Wednesday, April 20, 2011

Free To Disagree? Yeah Right!

Free to Disagree – Yeah Right!
graceformyheart | April 20, 2011 at 5:32 pm | Categories: Church, grace | URL: http://wp.me/pTb3j-gW

Now, you are welcome to disagree with me on this—as long as you want to be wrong, stupid, un-Christian, un-patriotic, and worthy of gross rejection.  Oh, oops, I wasn’t supposed to put that last part in there. 

Why is it that some teachers, pastors, group leaders and others try to project this willingness for discussion and differing thought when they really don’t want to hear anything contrary to the conclusions they have presented?  Why is it that Christians are so quick to jump to “my side versus your side?”  Why are we so willing to abandon friendships and relationships for our disagreements?

I am watching a discussion deteriorate into the name-calling and friendship-severing mess we often see in churches and ministries when people stop remembering who they are in Christ and let their differences define their relationship.  It grieves me.  So much is lost when this happens. 

Let’s think about why this happens.  Let’s get the obvious and most nasty reason out first.  There are some leaders who simply cannot abide a challenge to their opinion or teaching.  This is a narcissistic characteristic some people have that moves them to see anyone who disagrees as an enemy or an obstacle.  I have known pastors who fired associate staff upon the first disagreement.  Narcissists usually react very strongly against people who disagree because they feel threatened by the challenge. 

But not all ugly disagreements stem from the paranoia of a narcissist.  Sometimes churches, ministries, even friendships are destroyed simply because people don’t know how to disagree or they hold their own opinions too highly.  Sometimes a minor disagreement is blown out of proportion because a political rift already exists and one or both sides use the disagreement against the other.  Sometimes people are frightened and respond with much more force than is appropriate and the battle escalates from there.

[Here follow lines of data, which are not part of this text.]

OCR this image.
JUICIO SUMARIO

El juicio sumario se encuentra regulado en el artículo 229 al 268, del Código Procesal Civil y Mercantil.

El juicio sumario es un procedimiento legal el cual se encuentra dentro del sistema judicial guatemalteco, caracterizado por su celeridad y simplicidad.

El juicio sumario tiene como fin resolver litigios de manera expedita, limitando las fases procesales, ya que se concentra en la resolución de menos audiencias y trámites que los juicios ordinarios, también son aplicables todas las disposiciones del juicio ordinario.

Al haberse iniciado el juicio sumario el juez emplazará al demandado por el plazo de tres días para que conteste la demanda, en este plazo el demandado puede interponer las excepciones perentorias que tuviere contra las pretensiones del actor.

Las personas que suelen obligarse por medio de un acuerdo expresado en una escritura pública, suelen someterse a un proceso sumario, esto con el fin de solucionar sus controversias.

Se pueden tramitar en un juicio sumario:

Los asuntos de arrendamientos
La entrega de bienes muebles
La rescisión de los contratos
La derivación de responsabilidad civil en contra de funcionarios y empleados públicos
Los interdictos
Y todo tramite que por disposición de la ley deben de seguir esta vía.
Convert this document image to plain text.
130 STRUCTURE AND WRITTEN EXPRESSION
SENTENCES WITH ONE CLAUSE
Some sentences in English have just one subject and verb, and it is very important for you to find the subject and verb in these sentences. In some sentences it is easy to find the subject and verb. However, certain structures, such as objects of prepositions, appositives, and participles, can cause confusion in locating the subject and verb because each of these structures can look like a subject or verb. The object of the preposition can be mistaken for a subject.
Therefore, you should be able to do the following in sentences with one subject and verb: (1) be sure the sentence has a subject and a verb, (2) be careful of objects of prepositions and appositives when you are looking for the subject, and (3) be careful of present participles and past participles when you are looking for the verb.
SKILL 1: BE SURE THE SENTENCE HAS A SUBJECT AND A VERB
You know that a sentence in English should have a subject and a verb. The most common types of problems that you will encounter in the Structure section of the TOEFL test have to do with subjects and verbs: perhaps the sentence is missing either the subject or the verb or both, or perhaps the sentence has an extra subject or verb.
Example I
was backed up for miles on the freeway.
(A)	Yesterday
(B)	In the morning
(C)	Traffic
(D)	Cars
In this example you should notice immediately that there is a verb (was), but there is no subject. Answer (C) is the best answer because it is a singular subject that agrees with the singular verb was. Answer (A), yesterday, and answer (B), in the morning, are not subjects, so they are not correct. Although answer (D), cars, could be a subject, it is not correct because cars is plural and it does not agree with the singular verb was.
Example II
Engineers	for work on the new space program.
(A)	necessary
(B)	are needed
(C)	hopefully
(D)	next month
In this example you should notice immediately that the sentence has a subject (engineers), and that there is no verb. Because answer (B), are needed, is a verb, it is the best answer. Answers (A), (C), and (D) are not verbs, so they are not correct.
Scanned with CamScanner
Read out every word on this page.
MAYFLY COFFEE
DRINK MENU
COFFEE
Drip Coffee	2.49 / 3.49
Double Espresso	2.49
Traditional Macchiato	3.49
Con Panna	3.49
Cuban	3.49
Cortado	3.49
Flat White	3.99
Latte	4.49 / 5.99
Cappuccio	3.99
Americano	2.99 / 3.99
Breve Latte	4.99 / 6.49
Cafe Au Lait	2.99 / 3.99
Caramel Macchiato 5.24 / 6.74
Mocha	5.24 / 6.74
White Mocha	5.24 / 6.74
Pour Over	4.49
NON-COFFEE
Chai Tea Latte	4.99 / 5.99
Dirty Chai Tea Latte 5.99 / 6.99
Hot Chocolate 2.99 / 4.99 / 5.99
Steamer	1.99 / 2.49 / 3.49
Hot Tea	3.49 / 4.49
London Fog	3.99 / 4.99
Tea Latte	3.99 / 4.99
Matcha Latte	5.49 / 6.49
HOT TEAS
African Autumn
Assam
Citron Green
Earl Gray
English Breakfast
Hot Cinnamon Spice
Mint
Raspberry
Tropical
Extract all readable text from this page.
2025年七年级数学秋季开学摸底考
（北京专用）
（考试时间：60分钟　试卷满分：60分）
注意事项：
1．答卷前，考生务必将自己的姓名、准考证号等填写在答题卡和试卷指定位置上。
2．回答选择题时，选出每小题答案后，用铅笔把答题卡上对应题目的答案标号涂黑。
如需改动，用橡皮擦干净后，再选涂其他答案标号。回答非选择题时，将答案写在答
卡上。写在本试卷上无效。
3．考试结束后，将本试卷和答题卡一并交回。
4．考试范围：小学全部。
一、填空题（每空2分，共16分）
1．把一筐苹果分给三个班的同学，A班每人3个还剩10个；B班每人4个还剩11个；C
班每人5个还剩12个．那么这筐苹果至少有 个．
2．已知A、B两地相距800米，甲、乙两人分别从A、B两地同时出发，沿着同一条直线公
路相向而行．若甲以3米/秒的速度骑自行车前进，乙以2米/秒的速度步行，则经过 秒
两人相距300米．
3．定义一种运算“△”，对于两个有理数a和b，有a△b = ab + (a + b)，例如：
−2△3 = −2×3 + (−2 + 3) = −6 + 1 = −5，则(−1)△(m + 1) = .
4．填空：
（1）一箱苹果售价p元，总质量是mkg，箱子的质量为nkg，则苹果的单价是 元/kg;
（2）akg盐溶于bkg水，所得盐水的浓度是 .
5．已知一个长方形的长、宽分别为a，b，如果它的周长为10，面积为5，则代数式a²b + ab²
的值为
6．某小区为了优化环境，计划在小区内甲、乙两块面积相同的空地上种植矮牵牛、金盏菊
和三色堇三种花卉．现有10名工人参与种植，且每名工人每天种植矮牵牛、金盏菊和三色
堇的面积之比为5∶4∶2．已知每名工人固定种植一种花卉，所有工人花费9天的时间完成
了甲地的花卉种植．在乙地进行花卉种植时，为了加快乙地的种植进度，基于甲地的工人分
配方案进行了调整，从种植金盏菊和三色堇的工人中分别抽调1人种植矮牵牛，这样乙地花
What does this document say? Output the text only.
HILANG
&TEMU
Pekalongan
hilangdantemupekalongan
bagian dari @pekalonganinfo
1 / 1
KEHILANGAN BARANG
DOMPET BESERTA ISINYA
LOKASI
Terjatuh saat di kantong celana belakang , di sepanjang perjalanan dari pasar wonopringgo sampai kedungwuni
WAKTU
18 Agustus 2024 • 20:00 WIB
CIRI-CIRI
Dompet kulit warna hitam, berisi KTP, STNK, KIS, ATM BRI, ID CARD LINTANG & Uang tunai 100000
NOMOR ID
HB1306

We really can’t do much about the political or ideological rifts and the wars that result from minor disagreements.  In those cases, anything would have been a good weapon and the disagreement was just handy.  No matter how much you try to talk through the disagreement, you find no progress because the disagreement isn’t the real problem.  Some churches, in other words, are primed for an explosion and almost anything will set it off. 

But believers should be able to discuss their differences without becoming angry and attacking.  And we should be able to relate in a way that a simple disagreement isn’t seen as an attack.  Actually, we should be able to see each other in a way that even an attack is not fatal to the relationship. 

In the next several days, I will write more on this.  I would like to address concerns such as: what to do when you are attacked; when it is appropriate to name names; how far a disagreement can go before the relationship should be severed; how far to go to prove or force your point; what arguments are worth having; why Christians, in particular, are susceptible to the us versus them mentality; and more.

Maybe you can add to the list.

...... From: Dr. David Orrison, Grace For The Heart

2 comments:

Thank you Dave Orrison, for the wonderful article. I have lost many friends as a result of standing firm in what I believe, more than at any other time in my 27 year journey with Christ. And I am becoming more and more convinced that Father is doing a painful but needful pruning and work of separation amongst those who are very fleshy vs. those who have been truly broken and brought to the end of themselves and are thus able to love, authentically, from the pure heart that He has given all of us. To those who don't understand brokenness and what it means to "live on the otherside of The Cross" this will seem like a self righteous statement. It's just that in the pain of severe trials, God reveals to some degree one's heart, and the hearts of those who are your friends, and those who you thought were your friends, but are not. We all now see, but as through a mirror dimly, but one day, we'll see each other face to face, and we will from then on, will live, in the knowing, without the deceptions; and without the flesh, and it's false identity and it's masks. There at that wonderful perfect place, we will then live in the love of The Father; forever. ... and that day could not come, for me, soon enough.

looking forward to the future articles. it's hard to know how to argue effectively if you're not raised up in an environment to argue effectively - especially when those who argue against you use twisted scriptures, cheap shots, use labels and demonisation to discredit you.